Het "flesje van de Lehmler," zijn spuit ook, werden in Tilburg bijna spreekwoordelijk.
Weinigen kregen uit de strot dat Wim ook wel eens fantastische duiven zou kunnen hebben. En als dat al het geval was volgde er meestal een "maar".
"Maar" hij moest ze een verder spelen.
"Maar" hij vooral goed met wind van achter.
Tot Wim dat geleuter beu werd en zijn drie beste duiven inzette op Chateauroux.
Toen werd er nog om veel geld gespeeld en wat poulen betreft stond Lehmler steeds op de eerste rij.
Tot verstomming van vriend en vijand arriveerden zijn drie duiven van deze 600-km vlucht vleugel aan vleugel en wonnen de eerste serie 3 in de toenmalige Zuid Nederlandse Bond.
Nu pas kwam ook bij sceptici het besef dat die man misschien wel steengoede duiven had. "Nu pas" omdat men dus eerder anders dacht.
WEL IETS?
Men zocht en zocht tot men meende het gevonden te hebben.
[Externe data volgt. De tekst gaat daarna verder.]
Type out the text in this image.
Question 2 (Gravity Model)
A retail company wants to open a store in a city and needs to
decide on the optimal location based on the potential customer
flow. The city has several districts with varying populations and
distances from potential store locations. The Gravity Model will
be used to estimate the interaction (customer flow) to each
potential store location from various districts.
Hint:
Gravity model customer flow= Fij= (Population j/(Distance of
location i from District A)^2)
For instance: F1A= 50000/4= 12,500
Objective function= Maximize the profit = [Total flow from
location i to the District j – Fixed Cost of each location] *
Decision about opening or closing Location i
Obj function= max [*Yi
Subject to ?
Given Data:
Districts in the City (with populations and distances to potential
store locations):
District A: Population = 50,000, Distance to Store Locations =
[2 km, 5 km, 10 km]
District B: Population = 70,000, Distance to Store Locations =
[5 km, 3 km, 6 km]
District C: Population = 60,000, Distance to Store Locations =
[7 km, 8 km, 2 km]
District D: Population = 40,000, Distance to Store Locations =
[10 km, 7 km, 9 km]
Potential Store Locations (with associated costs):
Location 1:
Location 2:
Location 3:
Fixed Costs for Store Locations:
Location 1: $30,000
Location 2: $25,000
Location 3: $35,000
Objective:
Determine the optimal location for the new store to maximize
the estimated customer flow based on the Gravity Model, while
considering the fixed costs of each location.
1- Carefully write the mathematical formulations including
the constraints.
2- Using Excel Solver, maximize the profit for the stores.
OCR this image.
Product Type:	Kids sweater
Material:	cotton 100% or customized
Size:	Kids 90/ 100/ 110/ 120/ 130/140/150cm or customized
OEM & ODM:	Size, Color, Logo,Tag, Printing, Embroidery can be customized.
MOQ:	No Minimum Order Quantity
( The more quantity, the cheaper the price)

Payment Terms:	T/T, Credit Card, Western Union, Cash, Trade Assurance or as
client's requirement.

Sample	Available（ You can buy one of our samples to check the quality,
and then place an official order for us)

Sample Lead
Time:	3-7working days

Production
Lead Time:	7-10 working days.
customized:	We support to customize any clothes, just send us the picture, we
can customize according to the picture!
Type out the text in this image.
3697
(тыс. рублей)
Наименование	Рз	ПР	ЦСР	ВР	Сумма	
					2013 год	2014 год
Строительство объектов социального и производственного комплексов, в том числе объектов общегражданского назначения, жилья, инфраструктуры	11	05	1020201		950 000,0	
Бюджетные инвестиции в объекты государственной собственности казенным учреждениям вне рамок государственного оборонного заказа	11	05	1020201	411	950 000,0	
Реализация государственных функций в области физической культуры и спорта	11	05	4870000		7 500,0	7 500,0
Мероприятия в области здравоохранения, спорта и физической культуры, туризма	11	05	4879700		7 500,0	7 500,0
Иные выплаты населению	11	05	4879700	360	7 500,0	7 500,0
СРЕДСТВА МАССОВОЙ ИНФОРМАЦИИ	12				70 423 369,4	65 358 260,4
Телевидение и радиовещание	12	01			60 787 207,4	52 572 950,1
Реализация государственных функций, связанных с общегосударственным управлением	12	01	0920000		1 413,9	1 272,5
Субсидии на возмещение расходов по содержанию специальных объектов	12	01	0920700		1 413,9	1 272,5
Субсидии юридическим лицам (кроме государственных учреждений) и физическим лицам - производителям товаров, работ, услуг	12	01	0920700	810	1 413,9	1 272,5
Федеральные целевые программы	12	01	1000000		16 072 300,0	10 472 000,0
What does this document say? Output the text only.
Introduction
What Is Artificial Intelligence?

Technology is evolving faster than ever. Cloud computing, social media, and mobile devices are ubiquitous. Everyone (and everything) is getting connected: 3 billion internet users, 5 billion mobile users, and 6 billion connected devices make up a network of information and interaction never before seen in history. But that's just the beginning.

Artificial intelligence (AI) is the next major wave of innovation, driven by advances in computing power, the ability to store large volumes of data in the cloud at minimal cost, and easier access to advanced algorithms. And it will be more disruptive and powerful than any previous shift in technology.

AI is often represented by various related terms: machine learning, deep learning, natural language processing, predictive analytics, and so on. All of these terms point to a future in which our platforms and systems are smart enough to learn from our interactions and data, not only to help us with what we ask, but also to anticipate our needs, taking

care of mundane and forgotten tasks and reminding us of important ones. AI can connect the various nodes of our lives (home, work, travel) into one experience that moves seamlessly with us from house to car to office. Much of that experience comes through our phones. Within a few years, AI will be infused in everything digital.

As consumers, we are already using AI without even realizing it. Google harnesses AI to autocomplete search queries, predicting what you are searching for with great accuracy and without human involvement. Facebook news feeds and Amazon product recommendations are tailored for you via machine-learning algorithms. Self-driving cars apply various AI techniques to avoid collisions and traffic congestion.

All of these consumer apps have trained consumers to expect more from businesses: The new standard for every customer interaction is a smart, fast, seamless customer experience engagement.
Iemand had bij de plaatselijke voerboer gezien dat "de Lehmler" vele kilo"s druivensuiker in sloeg.
Dat was inderdaad voor de duiven en Wim maakte er geen geheim van dat hij "zo veel druivensuiker in de drinkbak deed dat een soeplepel rechtop bleef staan".
Wat gebeurde kan men raden. "Druivensuiker" dat was het.
Vanaf nu kon men met gelijke wapens strijden.
En de plaatselijke voerboer deed gouden zaken, de druivensuiker was niet meer aan te slepen. Maar lang zou dat niet duren.
Want wat veranderde er eigenlijk? Helemaal niets!
Lehmler bleef gewoon vele maten te groot voor de concurrentie.
NIETS MIS MEE
Overigens geen verkeerd woord over druivensuiker.
Je zal er bij oordeelkundig gebruik geen prijs minder om vliegen, misschien zelfs beter, maar het grote verschil wordt er niet mee gemaakt.
Dat maak met niets!
Wat is er in de loop der jaren immers al niet uitgeprobeerd?
Om de zoveel tijd kwamen makelaars in luchtkastelen met iets nieuws op de proppen dat ook om de zoveel tijd weer even snel verdween als het gekomen was.
Weet u nog van fondolie? Dat was het een aantal jaren geleden.
Je hoort er niet meer van.
Schapenvet, nog zo iets. Ook daar lees je veel minder over.
Nu hoor je over bietensap, de fles van Gust, Prange Suppe enzovoorts.
Het zal allemaal wel, maar ik zou zeggen, besteedt liever wat meer aandacht aan je hok. Daar is misschien iets te halen wat de vorm ten goede kan komen.
VERGELIJKEN
Als je het echt wil weten raad ik aan empirisch te werk te gaan, de proef op de som te nemen.
- Een deel van je duiven druivensuiker geven, de andere niet en dan vergelijken.
- Een deel van je duiven Prange Suppe geven, de andere niet en dan vergelijken.
- Een deel van je duiven schapenvet geven, de andere niet en dan vergelijken.
- Een deel bietensap geven en dan vergelijken.
EVENEENS
Dat vergelijken kan je ook doen met andere zaken waar je aan twijfelt.
- Een deel van je duiven de partner tonen, anderen niet.
- Een deel van je jongen bijlichten, anderen niet.
- Een deel van je "fondduiven" wekelijks spelen, de andere om de twee weken.
- Bij een deel van je duiven de ogen druppelen, bij andere niet.
- Het ene jaar je duiven enten tegen paratyfus, het andere niet.
En zo kan ik nog wel even door gaan.
Een uitmuntende manier om wijzer te worden.
Dat hele kleine beetje dat ik van duiven en duivensport ken heb ik geleerd door te vergelijken. Omdat "van horen zeggen" voor mij niet telt.
Ik moet het aan den lijve ondervonden hebben.
Trouwens, de meeste goede duivenliefhebbers zijn zoekers. Let er maar eens op.